Carter couldn't tear his eyes away from Bolan. The hardmen were following his lead, turning to check it out.
What they saw was not a welcome.
It was death.
All things considered, they reacted professionally, peeling off in opposite directions, giving Bolan two targets. Each was groping after hidden hardware, competing in the most important contest of their lives.
Neither had a chance.
Bolan took the nearest gunner first, his Beretta chugging out a pencil line of flame. The 9mm parabellum sizzled in on target, punching through a tanned cheek under the right eye, expanding and reaming on, exiting with a spray of murky crimson. The impact spun him like a top and dumped him facedown on the carpet.
His partner had an autoloader out and tracking Bolan when Belle coughed a second time. The gunner lurched backward as a parabellum mangier pierced his throat, releasing a bloody torrent from his ruptured jugular. For an instant he was frozen, gagging on his own vital juices; his lips worked silently, emitting scarlet bubbles.

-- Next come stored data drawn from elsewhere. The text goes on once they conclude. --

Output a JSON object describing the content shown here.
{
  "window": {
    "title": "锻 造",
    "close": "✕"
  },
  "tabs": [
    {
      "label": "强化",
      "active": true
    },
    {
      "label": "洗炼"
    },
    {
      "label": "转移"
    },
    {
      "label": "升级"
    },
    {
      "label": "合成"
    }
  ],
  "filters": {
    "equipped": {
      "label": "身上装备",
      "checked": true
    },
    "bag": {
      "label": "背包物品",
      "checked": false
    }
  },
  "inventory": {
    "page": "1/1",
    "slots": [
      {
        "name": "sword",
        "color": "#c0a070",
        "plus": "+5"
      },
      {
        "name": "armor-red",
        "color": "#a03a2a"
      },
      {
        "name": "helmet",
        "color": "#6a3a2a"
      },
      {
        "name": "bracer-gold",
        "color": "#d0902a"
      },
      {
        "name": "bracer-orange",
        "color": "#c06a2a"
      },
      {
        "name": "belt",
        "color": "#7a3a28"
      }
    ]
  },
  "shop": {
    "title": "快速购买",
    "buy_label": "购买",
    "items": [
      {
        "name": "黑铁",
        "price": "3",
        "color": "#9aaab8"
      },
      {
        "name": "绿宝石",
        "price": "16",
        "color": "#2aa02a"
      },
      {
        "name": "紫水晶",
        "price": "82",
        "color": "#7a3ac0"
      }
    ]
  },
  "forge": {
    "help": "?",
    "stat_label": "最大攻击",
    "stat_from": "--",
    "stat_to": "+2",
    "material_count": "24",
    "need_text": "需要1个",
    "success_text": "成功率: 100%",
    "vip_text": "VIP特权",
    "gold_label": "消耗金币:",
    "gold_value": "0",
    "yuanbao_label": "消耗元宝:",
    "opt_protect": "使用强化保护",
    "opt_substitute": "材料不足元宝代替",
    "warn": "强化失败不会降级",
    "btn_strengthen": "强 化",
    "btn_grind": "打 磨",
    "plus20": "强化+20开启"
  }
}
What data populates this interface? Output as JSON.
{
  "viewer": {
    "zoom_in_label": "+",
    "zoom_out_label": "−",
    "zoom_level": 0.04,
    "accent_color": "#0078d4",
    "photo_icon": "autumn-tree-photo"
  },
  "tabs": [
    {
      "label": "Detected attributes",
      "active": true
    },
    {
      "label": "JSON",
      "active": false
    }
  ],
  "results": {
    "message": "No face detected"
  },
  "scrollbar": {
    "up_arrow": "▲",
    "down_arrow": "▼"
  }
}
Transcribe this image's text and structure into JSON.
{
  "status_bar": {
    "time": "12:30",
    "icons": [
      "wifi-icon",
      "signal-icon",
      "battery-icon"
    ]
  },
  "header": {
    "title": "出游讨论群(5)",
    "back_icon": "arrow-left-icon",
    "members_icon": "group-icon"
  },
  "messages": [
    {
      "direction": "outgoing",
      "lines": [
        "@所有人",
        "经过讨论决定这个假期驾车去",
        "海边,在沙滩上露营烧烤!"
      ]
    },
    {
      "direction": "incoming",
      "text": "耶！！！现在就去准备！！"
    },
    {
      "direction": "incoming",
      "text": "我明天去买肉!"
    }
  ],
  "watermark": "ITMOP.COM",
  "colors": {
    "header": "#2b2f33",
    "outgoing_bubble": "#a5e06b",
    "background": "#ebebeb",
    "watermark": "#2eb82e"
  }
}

Bolan again stroked the trigger and again silent death closed the gap between them, exploding in the gunner's face. A keyhole opened in his forehead and the lock was turned, explosively releasing all the contents of that dark Pandora's box. Bits and pieces of the guy were outward bound before his body got the message, rebounding off the sofa on its way to touchdown.
Mitchell Carter was going through some changes of his own as he surveyed the carnage. His living room had suddenly become a dying room, and his white shag carpeting would never be the same.
"Jesus. Sweet Jesus."
Yeah.
The years of grim indoctrination couldn't dam a plea to a long-forgotten God. Not with bloody fragments of reality clinging to his walls and furniture.